Alors, que dois-je dire à mon partenaire/patron pour l’aider à rester calme et, deuxièmement, que dois-je me dire à moi-même pour gérer mes propres émotions ?
Par ailleurs, dois-je vraiment parler des émotions et, si oui, comment ?
Nous suggérons qu’il est impératif de communiquer avec précision et bienveillance sur les émotions dans ces circonstances, à la fois aux autres et à soi-même.
Les sentiments insistent pour être entendus
Si j’ignore la douleur, la rage ou la peur de mon interlocuteur, il continuera invariablement à me faire part de sa douleur, de sa rage ou de sa peur jusqu’à ce que je reconnaisse ses sentiments. Il se peut qu’elle ait l’air de plus en plus malheureuse, qu’elle parle de plus en plus fort ou qu’elle quitte la pièce ou coupe la communication.
Il en va de même pour mon moi intérieur. Plusieurs modèles psychologiques utilisent l’idée de voix multiples au sein d’une personne, notre dialogue interne étant une conversation entre ces voix. Si la voix qui crie “J’ai mal !”, “Je suis en colère” ou “Sortez-moi de là !” est ignorée, elle continuera à crier. En fait, elle criera si fort que je ne serai plus capable de penser.
Le troll représente donc deux ensembles d’émotions : les miennes et celles de l’autre partie.
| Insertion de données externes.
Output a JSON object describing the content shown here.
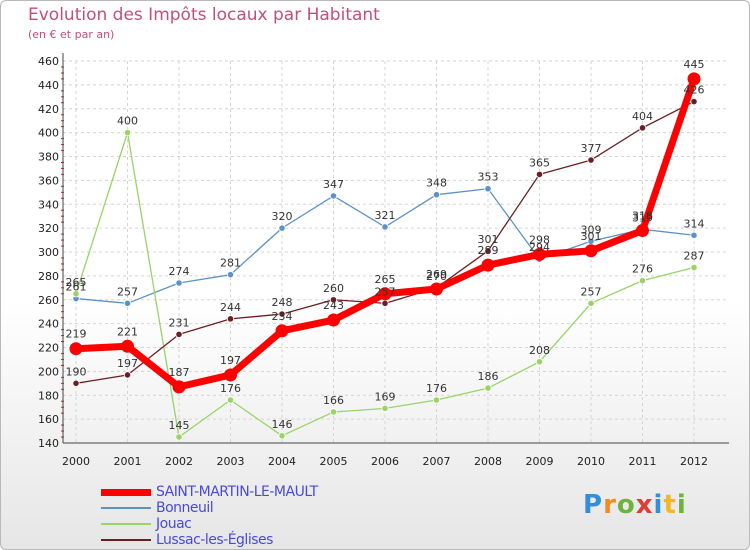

Pour concilier un échange difficile, je dois calmer complètement le troll, afin qu’il me laisse passer et qu’une conversation normale puisse se poursuivre. Cela implique non seulement de choisir les bons mots à dire à haute voix, mais aussi de prêter attention à mon dialogue interne.
Mon dialogue interne affecte fortement mes sentiments
Comme nous l’avons déjà évoqué, toute interprétation cachée dans mes observations peut irriter l’autre partie. En même temps, l’histoire que je me raconte détermine mon état émotionnel et plus je raconte cette histoire avec précision, plus j’aurai tendance à être calme. Par conséquent, lorsque je m’arrête pour examiner une situation, nos lignes directricesconcernant les jugements, règles et suppositions dissimulés s’appliquent toujours.
Pour que ces directives soient efficaces, je dois développer la l’habitude de faire une pause. Cela doit devenir instinctif pour avoir une chance de surmonter la nature instinctive de certains jugements, règles et suppositions.
Par exemple, supposons que je reçoive une copie d’un courriel adressé à mon patron (N+1) par un membre de mon équipe (N-1). Il contient une suggestion pour quelque chose qui relève de ma responsabilité directe. Mes réactions immédiates sont les suivantes :
- Quel manque de respect ! (un jugement)
- Un membre de l’équipe ne doit jamais communiquer avec son N+2 sur ce sujet sans en parler d’abord à son chef d’équipe (une règle).
- Ils ont fait cela parce qu’ils veulent avoir l’air bien ! (une projection et une supposition)
Pause. Je sais que je m’énerve et j’examine donc mon dialogue interne. Quelle histoire suis-je en train de me raconter ?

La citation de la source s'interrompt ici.